May 27.—Dined at Lord Egerton of Tatton’s, Old General Doyle was very amusing with his stories of duels in which he had a personal share. He also told of his visit to Ireland as a young man with the present Lord Enniskillen as Lord Cole. At the first house they went to, his friend escaped after dinner, but he had not time. The host locked the door, and they began to drink at seven, and went on to eleven. At eleven his host fell under the table, and he then picked his pocket of the key and got out. The next day his host seriously consulted Lord Cole as to whether it was not his duty to call him out, because he would not stay for another drinking bout.

“He told the story of a man in France, condemned to death for the murder of his father and mother, who, when asked if he could give any reason why he should not undergo the extreme penalty of the law, clasped his hands, and said, ‘Ayez pitié d’un pauvre orphelin.’”

May 31.—An evening party at Lord Houghton’s, an omnium-gatherum, but very amusing. It recalled Carlyle’s speech, who, when some ecclesiastic gloomily inquired in his presence ‘What would happen if Jesus Christ returned to earth now?’ retorted—‘Happen! why Dickie Milnes would ask him to dinner, to be sure, and would ask Pontius Pilate to meet him.’

“It took half-an-hour to get up the staircase. Miss Rhoda Broughton was there, beautifully dressed, pressed upon by bishops and clergy: Salvini and Irving were affectionately greeting: Lady Stanley of Alderley, under a perfect stack of diamonds, was declaiming very loud in her unknown tongue to an astonished and bewildered audience; and through all the groups upstairs the young King of the Belgians was smiling and bowing a retreat to his escape by a back-staircase.”

June 6.—Left London for Devonshire, struck more than usual with the interest of the Great Western Railway, which has no exceptional beauty, but most characteristic changes of scenery, even the botany along the banks showing in its different plants the varied conformations of the soil.

“First, close to London, the endless brick-kilns, and the last streets stretching out into the blackened fields like fingers of a skeleton hand. Then across the green meadows, all intersected by elms, branchless and tufted like great brooms, the grey coronal of Windsor. Then the red houses and pretentious prison of Reading and the glassy reaches of the Thames, with its vigorous growth of sturdy water-plants at Pangbourne and Maple Durham.

“Next we enter Berkshire, bare and featureless except near the river and where the White Horse appears, a scraggy creature rudely scratched in the turf above a soft hollow in the downs. Chippenham is a little town in a wooded hollow, with a grey spire and stone bridge over the Avon. Then one reaches a stony country. The houses are no longer of brick, but all of stone. The Box tunnel is a result of the hills. The villas near Bath, of grey stone, cling to the sides of the heights from whose quarries they were taken. In the valley are Hampton church and ferry.

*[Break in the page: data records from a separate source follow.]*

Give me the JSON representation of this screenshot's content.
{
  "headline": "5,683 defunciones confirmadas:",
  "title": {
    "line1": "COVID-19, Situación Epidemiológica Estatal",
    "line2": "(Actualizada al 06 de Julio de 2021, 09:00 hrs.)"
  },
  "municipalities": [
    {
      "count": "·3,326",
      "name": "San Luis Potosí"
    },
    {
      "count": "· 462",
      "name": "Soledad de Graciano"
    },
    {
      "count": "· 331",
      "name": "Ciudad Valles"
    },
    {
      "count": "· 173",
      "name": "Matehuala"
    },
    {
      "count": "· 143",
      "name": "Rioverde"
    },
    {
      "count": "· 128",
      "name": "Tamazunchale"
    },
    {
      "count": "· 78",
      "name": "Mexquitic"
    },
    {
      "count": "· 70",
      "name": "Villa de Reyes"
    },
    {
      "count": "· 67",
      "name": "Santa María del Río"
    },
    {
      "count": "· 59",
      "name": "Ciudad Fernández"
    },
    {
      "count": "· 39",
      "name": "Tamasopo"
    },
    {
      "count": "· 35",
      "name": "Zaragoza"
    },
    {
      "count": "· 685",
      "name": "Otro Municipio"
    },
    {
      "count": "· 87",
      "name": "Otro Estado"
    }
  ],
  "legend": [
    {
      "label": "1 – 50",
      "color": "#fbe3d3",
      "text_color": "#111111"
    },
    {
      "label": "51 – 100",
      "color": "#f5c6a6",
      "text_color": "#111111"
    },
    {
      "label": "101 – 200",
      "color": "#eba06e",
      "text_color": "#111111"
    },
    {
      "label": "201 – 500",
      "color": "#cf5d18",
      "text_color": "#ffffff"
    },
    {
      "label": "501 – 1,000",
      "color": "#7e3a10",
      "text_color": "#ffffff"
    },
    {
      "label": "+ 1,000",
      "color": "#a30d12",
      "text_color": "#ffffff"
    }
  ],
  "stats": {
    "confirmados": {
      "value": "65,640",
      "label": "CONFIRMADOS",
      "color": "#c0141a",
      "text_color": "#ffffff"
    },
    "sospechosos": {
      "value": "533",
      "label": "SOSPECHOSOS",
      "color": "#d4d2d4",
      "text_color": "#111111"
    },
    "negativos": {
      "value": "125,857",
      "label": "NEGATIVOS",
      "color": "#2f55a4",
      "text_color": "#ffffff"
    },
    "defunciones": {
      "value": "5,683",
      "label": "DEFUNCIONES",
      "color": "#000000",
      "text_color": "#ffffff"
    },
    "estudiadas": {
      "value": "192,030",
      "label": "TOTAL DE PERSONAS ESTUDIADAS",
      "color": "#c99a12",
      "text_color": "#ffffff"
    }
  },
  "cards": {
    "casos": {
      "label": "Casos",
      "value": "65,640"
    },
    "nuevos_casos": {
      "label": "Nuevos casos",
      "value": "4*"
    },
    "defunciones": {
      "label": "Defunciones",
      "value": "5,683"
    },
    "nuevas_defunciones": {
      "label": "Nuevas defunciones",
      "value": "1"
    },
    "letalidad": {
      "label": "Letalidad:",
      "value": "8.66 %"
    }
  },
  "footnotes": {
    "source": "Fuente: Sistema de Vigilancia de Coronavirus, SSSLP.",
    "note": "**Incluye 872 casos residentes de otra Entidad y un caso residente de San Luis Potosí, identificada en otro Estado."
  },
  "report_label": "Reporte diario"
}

“Bath, an entirely stone city, has a consequent greyness of its own. The streets have a desolate stateliness, and are still the abode of old maids and card-playing dowagers as when described by Miss Austen; so Bath-chairs are still the popular mode of conveyance to the frequent tea-parties. Beechen Cliff is a fine feature. In the centre of the town the Abbey tower shows the poverty of perpendicular architecture.

“By Kelsey Oaks we rush on to smoky Bristol, all energy and ugliness: then a great strange rift in the hills shows where the Avon winds beneath the rocks and hanging bridge of Clifton.

“Now there is a change to softer scenery at Clevedon, Woodspring Priory, the odd hill of Weston. The houses grow warmer as well as the country—no longer of grey, but of red sandstone: the Somersetshire churches, proverbially fine, have pink-grey towers, their projections gilded with lichen. Now we pass through apple-orchards, and the thorns, snow-drifted with bloom, stand knee-deep in the long mowing grass. In the flats rises Bridgewater, then Taunton with its beautiful and picturesque towers standing out against the low grey hills; Exeter, capped by the stumpy towers of its cathedral; and then the salt estuary of the Teign laps the bank of the railway and we enter the woods of Powderham.”